La contromossa di Himmler, che lavora di fino e non di grancassa, sarà accusare l’avversario di cospirare contro il Führer per rimpiazzarlo. Quando fanno irruzione nella sua stanza d’albergo in Baviera, in beata vacanza “di stato” con altri gerarchi, Rohm rifiuta la pistola che gli offrono per suicidarsi. «Deve spararmi Hitler in persona», dichiara. Provvederanno invece alla bisogna due oscuri ufficiali delle Ss.

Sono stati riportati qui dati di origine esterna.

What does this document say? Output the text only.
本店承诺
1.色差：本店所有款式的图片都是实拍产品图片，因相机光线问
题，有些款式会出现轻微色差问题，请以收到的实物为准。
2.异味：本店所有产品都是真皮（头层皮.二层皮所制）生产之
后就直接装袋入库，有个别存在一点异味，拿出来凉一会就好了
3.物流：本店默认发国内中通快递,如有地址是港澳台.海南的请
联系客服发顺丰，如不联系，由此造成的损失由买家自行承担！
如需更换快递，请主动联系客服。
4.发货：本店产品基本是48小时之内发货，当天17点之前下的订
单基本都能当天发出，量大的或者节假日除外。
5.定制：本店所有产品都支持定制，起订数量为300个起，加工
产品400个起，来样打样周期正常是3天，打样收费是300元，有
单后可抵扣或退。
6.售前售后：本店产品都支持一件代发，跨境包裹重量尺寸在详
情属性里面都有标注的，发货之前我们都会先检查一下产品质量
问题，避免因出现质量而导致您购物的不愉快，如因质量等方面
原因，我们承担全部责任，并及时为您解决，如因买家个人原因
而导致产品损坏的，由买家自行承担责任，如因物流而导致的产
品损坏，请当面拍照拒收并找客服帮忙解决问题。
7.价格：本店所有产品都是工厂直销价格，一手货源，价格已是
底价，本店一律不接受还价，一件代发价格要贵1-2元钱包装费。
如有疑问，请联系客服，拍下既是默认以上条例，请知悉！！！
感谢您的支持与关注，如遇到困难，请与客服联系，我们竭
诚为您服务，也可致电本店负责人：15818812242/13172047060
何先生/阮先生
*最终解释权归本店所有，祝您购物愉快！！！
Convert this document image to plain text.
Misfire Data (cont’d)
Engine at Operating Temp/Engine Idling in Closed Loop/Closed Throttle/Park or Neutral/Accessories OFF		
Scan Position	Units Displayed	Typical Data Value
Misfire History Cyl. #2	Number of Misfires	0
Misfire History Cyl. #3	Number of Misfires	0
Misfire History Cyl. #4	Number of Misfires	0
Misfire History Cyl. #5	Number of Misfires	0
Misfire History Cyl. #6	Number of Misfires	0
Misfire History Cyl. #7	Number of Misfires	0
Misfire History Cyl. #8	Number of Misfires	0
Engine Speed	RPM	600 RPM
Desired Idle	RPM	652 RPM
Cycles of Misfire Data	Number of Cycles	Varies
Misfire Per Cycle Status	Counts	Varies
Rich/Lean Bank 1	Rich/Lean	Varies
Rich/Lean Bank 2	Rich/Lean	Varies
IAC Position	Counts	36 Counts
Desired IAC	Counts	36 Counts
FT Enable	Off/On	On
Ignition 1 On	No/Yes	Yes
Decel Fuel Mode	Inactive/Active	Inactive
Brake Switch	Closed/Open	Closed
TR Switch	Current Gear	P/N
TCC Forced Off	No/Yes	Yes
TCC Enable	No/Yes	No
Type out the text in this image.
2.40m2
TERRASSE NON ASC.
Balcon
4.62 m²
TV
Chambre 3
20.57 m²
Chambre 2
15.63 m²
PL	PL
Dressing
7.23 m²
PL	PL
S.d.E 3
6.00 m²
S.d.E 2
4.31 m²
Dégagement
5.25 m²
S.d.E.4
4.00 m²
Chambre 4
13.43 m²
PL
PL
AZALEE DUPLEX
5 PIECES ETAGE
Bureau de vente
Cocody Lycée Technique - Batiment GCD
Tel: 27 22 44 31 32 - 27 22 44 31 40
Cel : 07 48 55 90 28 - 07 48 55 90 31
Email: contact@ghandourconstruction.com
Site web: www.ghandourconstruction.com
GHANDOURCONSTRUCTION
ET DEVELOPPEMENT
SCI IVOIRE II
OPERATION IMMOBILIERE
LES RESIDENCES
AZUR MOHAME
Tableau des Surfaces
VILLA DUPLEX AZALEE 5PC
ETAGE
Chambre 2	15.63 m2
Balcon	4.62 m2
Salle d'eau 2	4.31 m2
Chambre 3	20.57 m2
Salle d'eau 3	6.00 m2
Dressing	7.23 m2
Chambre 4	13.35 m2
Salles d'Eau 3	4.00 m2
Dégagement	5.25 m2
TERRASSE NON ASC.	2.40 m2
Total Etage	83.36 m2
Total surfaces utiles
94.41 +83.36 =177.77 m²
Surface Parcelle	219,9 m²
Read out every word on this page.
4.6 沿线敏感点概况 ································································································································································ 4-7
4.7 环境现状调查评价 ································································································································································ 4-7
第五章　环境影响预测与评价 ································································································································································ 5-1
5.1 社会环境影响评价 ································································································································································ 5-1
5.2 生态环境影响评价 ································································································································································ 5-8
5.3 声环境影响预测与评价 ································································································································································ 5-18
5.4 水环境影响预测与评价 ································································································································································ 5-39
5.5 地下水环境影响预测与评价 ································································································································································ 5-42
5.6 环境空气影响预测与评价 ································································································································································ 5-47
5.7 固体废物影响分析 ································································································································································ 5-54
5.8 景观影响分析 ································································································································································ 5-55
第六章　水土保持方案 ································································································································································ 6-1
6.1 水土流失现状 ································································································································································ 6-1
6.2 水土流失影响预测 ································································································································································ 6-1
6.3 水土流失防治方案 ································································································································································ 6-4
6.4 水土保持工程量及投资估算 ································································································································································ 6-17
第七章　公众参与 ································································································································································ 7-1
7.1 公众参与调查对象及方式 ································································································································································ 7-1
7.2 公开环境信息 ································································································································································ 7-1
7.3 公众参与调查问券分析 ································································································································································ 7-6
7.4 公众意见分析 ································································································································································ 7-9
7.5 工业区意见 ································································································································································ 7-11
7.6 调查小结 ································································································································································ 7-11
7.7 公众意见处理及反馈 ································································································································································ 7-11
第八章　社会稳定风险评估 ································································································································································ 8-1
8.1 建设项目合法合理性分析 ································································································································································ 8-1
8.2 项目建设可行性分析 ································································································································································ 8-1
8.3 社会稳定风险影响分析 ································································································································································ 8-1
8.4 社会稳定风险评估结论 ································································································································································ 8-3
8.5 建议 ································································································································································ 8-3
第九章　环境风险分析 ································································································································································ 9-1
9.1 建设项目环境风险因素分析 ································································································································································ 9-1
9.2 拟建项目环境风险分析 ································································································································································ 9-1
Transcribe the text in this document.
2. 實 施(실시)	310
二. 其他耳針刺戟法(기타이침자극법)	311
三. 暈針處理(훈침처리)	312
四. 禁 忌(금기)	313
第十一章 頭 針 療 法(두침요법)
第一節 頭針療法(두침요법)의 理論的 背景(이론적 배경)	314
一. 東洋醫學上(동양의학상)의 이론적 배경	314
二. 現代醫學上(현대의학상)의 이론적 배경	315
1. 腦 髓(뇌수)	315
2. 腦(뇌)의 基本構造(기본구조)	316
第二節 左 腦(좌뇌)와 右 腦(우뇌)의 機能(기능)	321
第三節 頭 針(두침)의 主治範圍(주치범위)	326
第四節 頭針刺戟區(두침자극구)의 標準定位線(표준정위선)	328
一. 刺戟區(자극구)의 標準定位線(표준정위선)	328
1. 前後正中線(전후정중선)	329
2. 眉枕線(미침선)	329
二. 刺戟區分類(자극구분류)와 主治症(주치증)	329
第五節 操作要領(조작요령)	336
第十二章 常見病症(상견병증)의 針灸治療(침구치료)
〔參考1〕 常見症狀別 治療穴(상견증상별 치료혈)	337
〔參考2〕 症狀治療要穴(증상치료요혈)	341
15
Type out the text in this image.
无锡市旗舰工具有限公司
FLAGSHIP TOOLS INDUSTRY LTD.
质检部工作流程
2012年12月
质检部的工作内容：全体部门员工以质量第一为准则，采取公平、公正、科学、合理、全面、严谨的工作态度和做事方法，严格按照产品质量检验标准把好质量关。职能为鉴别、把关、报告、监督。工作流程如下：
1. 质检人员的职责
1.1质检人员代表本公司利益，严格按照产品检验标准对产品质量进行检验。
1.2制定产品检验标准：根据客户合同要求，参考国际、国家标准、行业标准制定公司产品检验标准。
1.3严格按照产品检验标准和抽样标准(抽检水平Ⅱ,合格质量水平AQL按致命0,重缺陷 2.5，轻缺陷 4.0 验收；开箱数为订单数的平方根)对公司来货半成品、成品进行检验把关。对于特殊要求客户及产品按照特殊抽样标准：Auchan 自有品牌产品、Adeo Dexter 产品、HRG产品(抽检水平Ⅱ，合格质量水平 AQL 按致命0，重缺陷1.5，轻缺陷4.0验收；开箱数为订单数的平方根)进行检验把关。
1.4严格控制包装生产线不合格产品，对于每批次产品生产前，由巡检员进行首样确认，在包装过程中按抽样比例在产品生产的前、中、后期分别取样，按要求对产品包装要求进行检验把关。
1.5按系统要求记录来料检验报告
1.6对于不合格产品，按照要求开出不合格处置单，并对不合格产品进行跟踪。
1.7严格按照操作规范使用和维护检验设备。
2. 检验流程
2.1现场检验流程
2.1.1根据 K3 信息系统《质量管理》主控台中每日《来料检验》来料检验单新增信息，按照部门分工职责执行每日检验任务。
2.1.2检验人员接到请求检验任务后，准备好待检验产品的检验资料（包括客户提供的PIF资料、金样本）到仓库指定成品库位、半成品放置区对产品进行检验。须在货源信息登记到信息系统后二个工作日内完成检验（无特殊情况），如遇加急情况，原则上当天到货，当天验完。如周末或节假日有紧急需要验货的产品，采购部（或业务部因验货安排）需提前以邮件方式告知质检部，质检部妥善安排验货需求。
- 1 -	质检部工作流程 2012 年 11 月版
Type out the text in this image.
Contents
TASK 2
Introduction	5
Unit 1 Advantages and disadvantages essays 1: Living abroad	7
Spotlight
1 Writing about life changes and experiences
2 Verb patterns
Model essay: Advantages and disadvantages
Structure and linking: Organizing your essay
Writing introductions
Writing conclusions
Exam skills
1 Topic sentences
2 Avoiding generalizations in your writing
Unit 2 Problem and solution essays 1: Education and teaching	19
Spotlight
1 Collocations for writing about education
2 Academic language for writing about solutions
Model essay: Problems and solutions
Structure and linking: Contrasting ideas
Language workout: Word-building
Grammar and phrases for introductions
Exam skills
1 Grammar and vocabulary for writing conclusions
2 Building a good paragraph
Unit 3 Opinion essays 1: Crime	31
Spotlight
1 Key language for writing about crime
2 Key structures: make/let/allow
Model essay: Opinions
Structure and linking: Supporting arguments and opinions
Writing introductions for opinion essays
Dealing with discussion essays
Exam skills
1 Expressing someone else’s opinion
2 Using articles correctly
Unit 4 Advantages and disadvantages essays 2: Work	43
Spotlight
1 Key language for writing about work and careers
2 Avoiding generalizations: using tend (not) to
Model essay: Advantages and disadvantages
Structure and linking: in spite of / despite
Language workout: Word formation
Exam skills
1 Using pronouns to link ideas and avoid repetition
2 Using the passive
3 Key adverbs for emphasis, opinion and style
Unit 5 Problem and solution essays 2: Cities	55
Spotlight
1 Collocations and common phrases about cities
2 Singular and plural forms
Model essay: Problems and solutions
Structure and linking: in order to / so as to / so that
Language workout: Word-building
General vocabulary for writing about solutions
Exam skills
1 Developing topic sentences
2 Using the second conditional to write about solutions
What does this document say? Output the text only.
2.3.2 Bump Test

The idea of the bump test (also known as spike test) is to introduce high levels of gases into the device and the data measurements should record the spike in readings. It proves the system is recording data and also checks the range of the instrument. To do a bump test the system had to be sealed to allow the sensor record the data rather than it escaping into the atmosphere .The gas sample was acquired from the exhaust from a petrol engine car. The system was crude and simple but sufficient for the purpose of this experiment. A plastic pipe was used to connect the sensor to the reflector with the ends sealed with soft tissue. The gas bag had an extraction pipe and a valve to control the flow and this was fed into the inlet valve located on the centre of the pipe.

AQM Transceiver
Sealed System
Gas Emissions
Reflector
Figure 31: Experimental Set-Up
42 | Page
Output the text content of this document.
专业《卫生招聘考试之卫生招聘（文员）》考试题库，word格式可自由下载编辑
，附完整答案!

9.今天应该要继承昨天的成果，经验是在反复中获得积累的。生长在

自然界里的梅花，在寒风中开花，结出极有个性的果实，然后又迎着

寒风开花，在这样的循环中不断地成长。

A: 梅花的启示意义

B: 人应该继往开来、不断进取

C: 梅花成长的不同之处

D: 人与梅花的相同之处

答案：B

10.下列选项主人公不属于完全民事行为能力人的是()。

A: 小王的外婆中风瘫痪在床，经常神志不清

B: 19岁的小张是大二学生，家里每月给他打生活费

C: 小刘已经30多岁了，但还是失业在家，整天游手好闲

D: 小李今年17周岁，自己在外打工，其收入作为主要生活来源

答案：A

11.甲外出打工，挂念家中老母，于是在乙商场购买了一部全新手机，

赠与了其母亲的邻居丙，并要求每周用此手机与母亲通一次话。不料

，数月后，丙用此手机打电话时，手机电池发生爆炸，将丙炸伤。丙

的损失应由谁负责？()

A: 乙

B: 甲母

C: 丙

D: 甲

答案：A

È un risvolto singolare della storia del Reich, quello legato all’omosessualità: Himmler diventa il leader di una nuova guerra contro la perversione «che mina lo stato fino alle fondamenta». Le Liste Rosa delle persone sospettate di omosessualità, compilate da anni pro forma dalla polizia, diventano pane per la Gestapo. Non che scatti per loro lo sterminio di massa, non è questo l’intento. Ma gli omosessuali, maschi e femmine, morti nei lager sono, da stime, tra i 10 e i 15mila: cavie ottimali per gli esperimenti medici, costretti a indossare un triangolo rosa come segno d’infamia, detenuti in regime di speciale abiezione e sottoposti a castrazione dietro promesse di rilascio ovviamente mai mantenute. 

Sguardi sghembi

In margine, è singolare che il barone tennista, Gottfried Von Kramm, abbia tentato invano nella Germania post-nazista degli anni  Cinquanta di far cancellare dalla propria fedina penale la condanna in base al Paragrafo 175. Nella civile Gran Bretagna del resto, faro dell’anti-nazismo, un genio chiave della vittoria su Hitler come Alan Turing fu costretto al suicidio dai trattamenti di castrazione chimica impostigli dal governo britannico. Il che conduce a un altro capitoletto di storia obliqua.

Lo proponeva Benjamín Labatut nel suo intrigante Quando abbiamo smesso di capire il mondo, pubblicato da Adelphi un paio d’anni fa. Il Terzo Reich è di scena anche qui, in forma di indagine sulle metanfetamine fornite alle truppe come parte della razione. Della tossicodipendenza da Pervitin parla anche Heinrich Boll nelle sue lettere a casa dal fronte, tra il 1939 e il 1940: «Se potete, mandatemi altro Pervitin, per favore». E il cianuro, altra sostanza-chiave: il 12 aprile 1945, prima della resa di Berlino, al termine dell’ultimo concerto della Filarmonica, i membri dello Stato Maggiore nazionalsocialista furono omaggiati dai frugoletti della Deutsches Jungvolk che distribuivano capsule di cianuro da graziosi cestini di vimini. L’epopea del cianuro e delle sue origini dal blu di Prussia, primo pigmento sintetico moderno, è una discreta lettura.

Non salto di palo in frasca se mi auguro che Alan Arkin, morto il 29 giugno, non venga ricordato solo come brillante comprimario tv de Il metodo Kominsky. La sua prima regia, Piccoli omicidi, del 1971, è un fulgido esempio di sguardo obliquo sui veleni civili del secondo emendamento, il cancro delle armi libere che è la vera metastasi della storia americana. Un film capitale.